There have been a number of theories on why Welker has gone from focal point of the passing game to featured player in a football mystery.
One thought is that Edelman is a better option in two-wide receiver sets — he was on the field for 13 of the 15 the Patriots used Sunday — because he’s a better run-blocker than Welker. If that were the basis for playing time, Matthew Slater would play over both Edelman and Welker.
Another theory is that the offense has evolved into a tight end-centric system and Welker’s presence takes away from that. The first part of this makes sense. Follow the money. The Patriots couldn’t come to a long-term deal with Welker, but invested what could be north of $95 million in Hernandez and Rob Gronkowski.
The problem is, the second part is false. While Welker caught 122 balls last year, Gronkowski set NFL records for touchdown receptions and receiving yards by a tight end. Hernandez had 79 receptions for 910 yards and seven touchdowns, despite missing two games.

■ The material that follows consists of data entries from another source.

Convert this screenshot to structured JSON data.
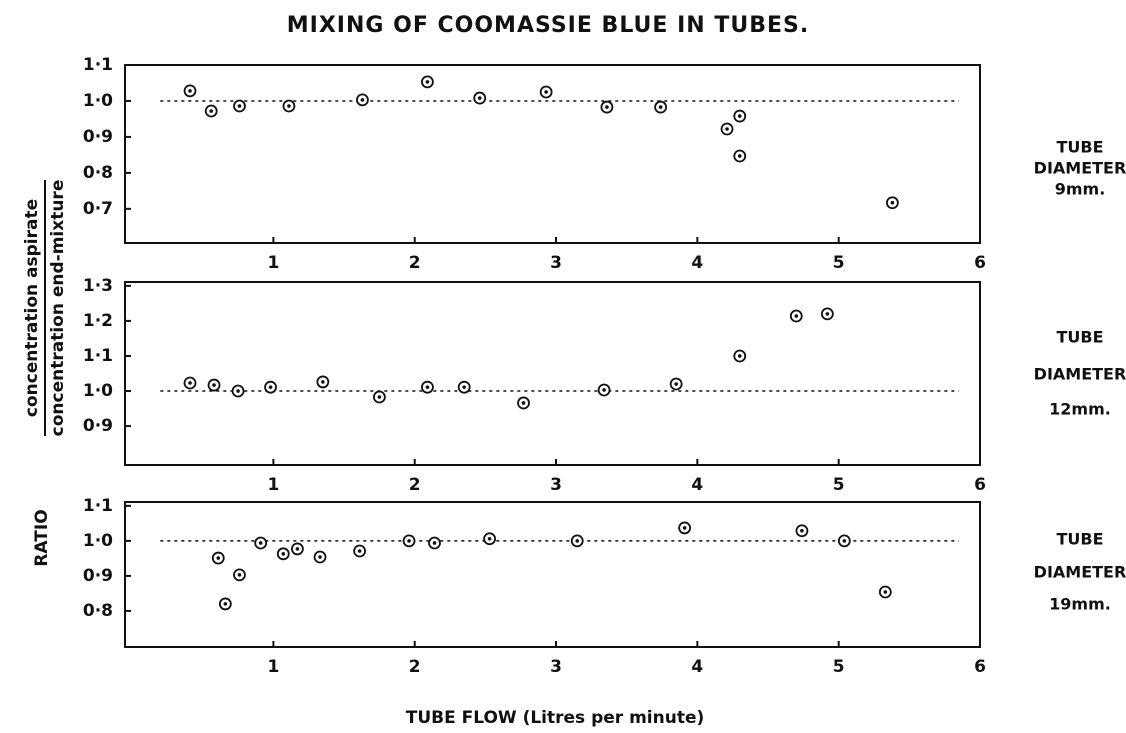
{
  "title": "MIXING OF COOMASSIE BLUE IN TUBES.",
  "xlabel": "TUBE FLOW (Litres per minute)",
  "ylabel": {
    "numerator": "concentration aspirate",
    "denominator": "concentration end-mixture",
    "ratio": "RATIO"
  },
  "chart_data": [
    {
      "type": "scatter",
      "label": [
        "TUBE",
        "DIAMETER",
        "9mm."
      ],
      "color": "#111111",
      "x": [
        0.41,
        0.56,
        0.76,
        1.11,
        1.63,
        2.09,
        2.46,
        2.93,
        3.36,
        3.74,
        4.21,
        4.3,
        4.3,
        5.38
      ],
      "values": [
        1.028,
        0.972,
        0.986,
        0.986,
        1.003,
        1.053,
        1.008,
        1.025,
        0.983,
        0.983,
        0.922,
        0.958,
        0.847,
        0.717
      ],
      "reference_line": 1,
      "xlim": [
        -0.05,
        6
      ],
      "xticks": [
        1,
        2,
        3,
        4,
        5,
        6
      ],
      "ylim": [
        0.605,
        1.1
      ],
      "yticks": [
        {
          "value": 0.7,
          "label": "0·7"
        },
        {
          "value": 0.8,
          "label": "0·8"
        },
        {
          "value": 0.9,
          "label": "0·9"
        },
        {
          "value": 1.0,
          "label": "1·0"
        },
        {
          "value": 1.1,
          "label": "1·1"
        }
      ]
    },
    {
      "type": "scatter",
      "label": [
        "TUBE",
        "DIAMETER",
        "12mm."
      ],
      "color": "#111111",
      "x": [
        0.41,
        0.58,
        0.75,
        0.98,
        1.35,
        1.75,
        2.09,
        2.35,
        2.77,
        3.34,
        3.85,
        4.3,
        4.7,
        4.92
      ],
      "values": [
        1.023,
        1.017,
        1.0,
        1.011,
        1.026,
        0.983,
        1.011,
        1.011,
        0.966,
        1.003,
        1.02,
        1.1,
        1.214,
        1.22
      ],
      "reference_line": 1,
      "xlim": [
        -0.05,
        6
      ],
      "xticks": [
        1,
        2,
        3,
        4,
        5,
        6
      ],
      "ylim": [
        0.789,
        1.311
      ],
      "yticks": [
        {
          "value": 0.9,
          "label": "0·9"
        },
        {
          "value": 1.0,
          "label": "1·0"
        },
        {
          "value": 1.1,
          "label": "1·1"
        },
        {
          "value": 1.2,
          "label": "1·2"
        },
        {
          "value": 1.3,
          "label": "1·3"
        }
      ]
    },
    {
      "type": "scatter",
      "label": [
        "TUBE",
        "DIAMETER",
        "19mm."
      ],
      "color": "#111111",
      "x": [
        0.61,
        0.66,
        0.76,
        0.91,
        1.07,
        1.17,
        1.33,
        1.61,
        1.96,
        2.14,
        2.53,
        3.15,
        3.91,
        4.74,
        5.04,
        5.33
      ],
      "values": [
        0.951,
        0.82,
        0.903,
        0.994,
        0.963,
        0.977,
        0.954,
        0.971,
        1.0,
        0.994,
        1.006,
        1.0,
        1.037,
        1.029,
        1.0,
        0.854
      ],
      "reference_line": 1,
      "xlim": [
        -0.05,
        6
      ],
      "xticks": [
        1,
        2,
        3,
        4,
        5,
        6
      ],
      "ylim": [
        0.697,
        1.111
      ],
      "yticks": [
        {
          "value": 0.8,
          "label": "0·8"
        },
        {
          "value": 0.9,
          "label": "0·9"
        },
        {
          "value": 1.0,
          "label": "1·0"
        },
        {
          "value": 1.1,
          "label": "1·1"
        }
      ]
    }
  ]
}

If the Patriots want to move away from Welker, that’s fine, but other teams don’t have to know that. Even as a decoy, Welker is valuable. The Jets have been known to devote the best cornerback in the game, Darrelle Revis, to covering Welker. Teams don’t game-plan to stop Edelman. Welker is a different story.
Maybe Belichick didn’t want to tip his hand in the first two weeks for the Ravens. That explanation would fly in the face of the Patriots’ “one game at a time” mantra, but it could be in the best interests of the team to engage in subterfuge and save part of the playbook for a team vying with the Patriots for AFC supremacy.
Belichick has his reasons, Machiavellian or not, and more often than not he’s right (Brady over Bledsoe, releasing Lawyer Milloy, trading Randy Moss, etc.). We await the education from the coach.
In the meantime, excuse me while I slip on my sunglasses. The purple sky is hurting my eyes.